Adapting the At1g33530 Antibody for automated platforms requires systematic optimization:
Platform compatibility assessment:
Evaluate binding stability under high-throughput conditions
Test performance in miniaturized reaction volumes (5-20μL)
Assess buffer compatibility with automated systems
Automation-specific optimizations:
Concentrate antibody stock to accommodate small volumes
Adjust incubation times for robotic handling
Develop calibration standards for quantitative analysis
Multiplex integration strategies:
Label antibody with fluorophores/biotin for multiplex detection
Validate absence of cross-reactivity with other targets in multiplex panel
Establish detection thresholds in multiplex context
Quality control measures:
Implement automated QC checkpoints
Develop control samples with known At1g33530 concentrations
Establish acceptance criteria for each run
High-throughput platforms could significantly enhance research productivity for projects requiring large-scale Analysis of At1g33530 expression across multiple conditions or genetic backgrounds, similar to the type of advanced analysis described for other antibodies in systems biology contexts .

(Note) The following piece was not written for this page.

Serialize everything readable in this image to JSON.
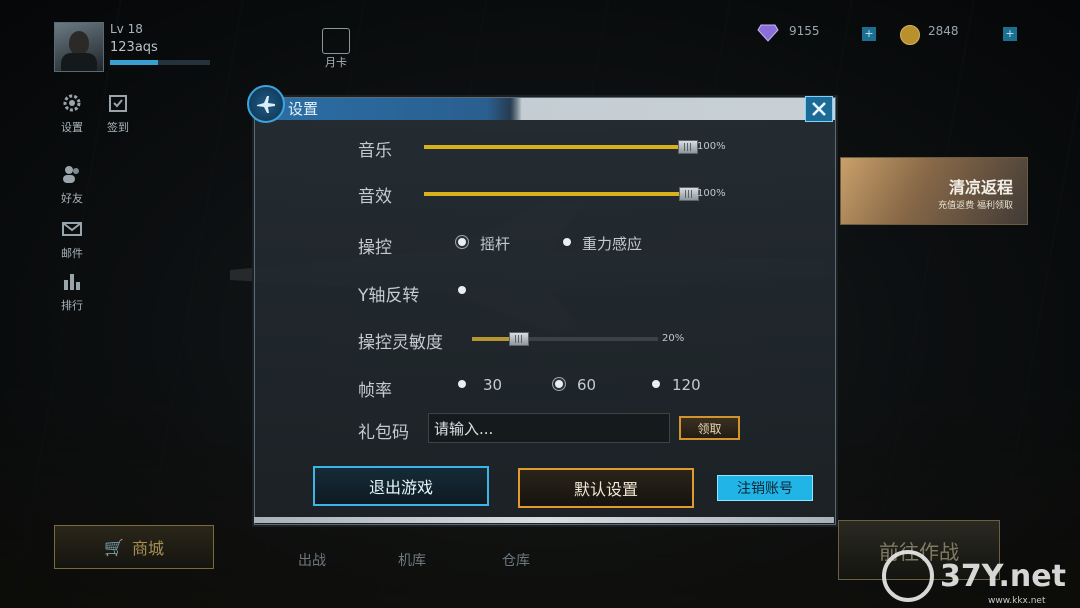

Extending At1g33530 Antibody applications across species:
Cross-reactivity analysis:
Perform sequence alignment of At1g33530 with homologs in target species
Identify conserved epitope regions
Test antibody against recombinant proteins or lysates from multiple species
Optimization for diverse plant materials:
| Plant Material | Extraction Buffer Modifications | Protocol Adjustments |
|---|---|---|
| Woody species | Add PVP (2-5%) and PVPP (1-2%) | Increased extraction time |
| High-phenolic tissues | Add β-mercaptoethanol (5-10mM) | Additional clarification steps |
| Recalcitrant species | Add SDS (0.1-0.5%) | Heat treatment during extraction |
Validation strategy:
Western blot with predicted molecular weight confirmation
Immunoprecipitation followed by mass spectrometry
Parallel analysis with species-specific genetic tools (RNAi, CRISPR)
Heterologous expression systems:
Express At1g33530 orthologs in E. coli or yeast
Use for antibody validation and cross-reactivity assessment
Develop as positive controls for other species
This approach builds on methodologies similar to those employed in antibody specificity studies , where binding modes to related epitopes are characterized through experimental and computational approaches.
Advanced computational methods enhance antibody-based research:
Machine learning for image analysis:
Train algorithms to quantify immunofluorescence patterns
Automated Western blot band quantification
Unbiased identification of subcellular localization patterns
Systems biology integration:
Biophysical modeling approaches:
Meta-analysis tools:
Cross-experiment normalization methods
Statistical approaches for integrating quantitative antibody data
Bayesian frameworks for interpreting variable results
These computational approaches transform raw antibody-generated data into biological insights, allowing researchers to place At1g33530 in broader functional contexts within plant biology.